Purpose : Diabetic retinopathy (DR) is an inflammatory and microvascular disease. The ELAVL-1 (HuR) RNA binding protein is able to stabilize the mRNA of TNF-alpha and VEGFA, whose corresponding proteins play a key role in DR-associated inflammation and angiogenesis, respectively. Inhibition of HuR-mRNA binding can represent a novel approach towards DR treatment. To this aim, we searched for novel compounds able to interfere with the HuR-mRNA complex.

Methods : Crystal structure of HuR (PDB:4EGL) and HuR-mRNA (PDB:4ED5) have been used for molecular docking of HuR inhibitors and inactive compounds. Compounds to be docked were selected from a proprietary database by means of Tanimoto similarity search between caffeic acid phenethyl ester (CAPE) and database entries. Therefore, twelve CAPE and twenty indole derivatives have been docked at 4EGL and 4ED5. Docking was carried out with the Schrodinger® package. Docking results have been re-scored with MM-GBSA calculations. Structural interaction fingerprints (SIFts) have been calculated for further analysis of docking results.
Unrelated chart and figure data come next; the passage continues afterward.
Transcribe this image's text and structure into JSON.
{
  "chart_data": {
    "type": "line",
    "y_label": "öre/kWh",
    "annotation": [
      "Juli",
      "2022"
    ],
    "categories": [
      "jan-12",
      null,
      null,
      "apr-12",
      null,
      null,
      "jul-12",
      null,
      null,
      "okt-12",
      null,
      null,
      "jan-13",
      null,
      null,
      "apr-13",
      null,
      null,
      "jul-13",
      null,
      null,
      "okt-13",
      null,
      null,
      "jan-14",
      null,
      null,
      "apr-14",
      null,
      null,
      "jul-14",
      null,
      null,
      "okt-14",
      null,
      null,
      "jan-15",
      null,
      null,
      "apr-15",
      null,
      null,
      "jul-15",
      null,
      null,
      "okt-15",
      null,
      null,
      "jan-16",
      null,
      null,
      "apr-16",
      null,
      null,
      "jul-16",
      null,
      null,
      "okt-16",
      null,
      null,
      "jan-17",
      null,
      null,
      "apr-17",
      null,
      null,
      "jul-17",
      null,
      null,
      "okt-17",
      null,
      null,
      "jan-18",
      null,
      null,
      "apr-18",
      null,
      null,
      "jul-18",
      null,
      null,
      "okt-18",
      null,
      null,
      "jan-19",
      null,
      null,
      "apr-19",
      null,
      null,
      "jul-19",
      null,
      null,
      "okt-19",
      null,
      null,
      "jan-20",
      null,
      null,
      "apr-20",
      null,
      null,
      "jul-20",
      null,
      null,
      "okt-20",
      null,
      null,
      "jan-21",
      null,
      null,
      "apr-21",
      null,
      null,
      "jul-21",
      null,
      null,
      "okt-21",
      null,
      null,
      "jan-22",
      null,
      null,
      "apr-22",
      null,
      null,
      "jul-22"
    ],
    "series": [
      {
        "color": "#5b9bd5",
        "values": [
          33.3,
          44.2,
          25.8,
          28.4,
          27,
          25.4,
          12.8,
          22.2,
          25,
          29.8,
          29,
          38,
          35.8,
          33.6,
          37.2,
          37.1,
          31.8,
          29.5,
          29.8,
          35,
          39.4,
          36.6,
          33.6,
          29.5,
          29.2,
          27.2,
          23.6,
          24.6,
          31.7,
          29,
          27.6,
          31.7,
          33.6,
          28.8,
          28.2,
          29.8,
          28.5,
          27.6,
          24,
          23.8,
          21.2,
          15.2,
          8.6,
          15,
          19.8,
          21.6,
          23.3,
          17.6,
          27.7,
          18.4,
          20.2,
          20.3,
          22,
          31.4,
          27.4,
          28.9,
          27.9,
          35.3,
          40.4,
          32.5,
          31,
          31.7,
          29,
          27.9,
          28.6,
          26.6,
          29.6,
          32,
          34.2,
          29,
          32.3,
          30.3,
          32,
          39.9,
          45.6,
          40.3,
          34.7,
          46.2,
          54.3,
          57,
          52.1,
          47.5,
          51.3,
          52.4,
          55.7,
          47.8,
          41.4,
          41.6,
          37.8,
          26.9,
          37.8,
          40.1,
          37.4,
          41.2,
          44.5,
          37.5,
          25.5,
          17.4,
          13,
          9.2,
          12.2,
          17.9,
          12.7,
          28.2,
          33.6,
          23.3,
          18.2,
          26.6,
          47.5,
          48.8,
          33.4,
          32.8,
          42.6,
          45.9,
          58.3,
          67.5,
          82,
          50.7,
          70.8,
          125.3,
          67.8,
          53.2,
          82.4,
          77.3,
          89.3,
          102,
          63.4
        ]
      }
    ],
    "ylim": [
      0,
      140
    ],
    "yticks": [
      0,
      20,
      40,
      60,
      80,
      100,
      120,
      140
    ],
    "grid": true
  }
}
Results : Active compounds okicenone (Figure 1A), dehydromutactin, MS444, quercetin clustered together with best docking score based on SIFts calculations. MM-GBSA calculations revealed that inactive compounds are characterized by high negative coulomb contribution to dG binding energy and more positive lipofilic energy, in comparison to active compounds. Based on these characteristics, one indole compound VP12_96 clustered with okicenone and MS444. The indole derivative VP11_60 clustered with VP12_96 showed a more positive coulomb energy in comparison to other indole derivatives. CAPE derivatives VP09_61 and VP09_110 interacted with HuR residues (T20, R136, N107, N134) similarly to okicenone and MS444. Hybrid esters of CAPE bearing aspirin and indomethacin moieties showed high negative lipofilic energy and more positive coulomb energy, like known HuR inhibitors.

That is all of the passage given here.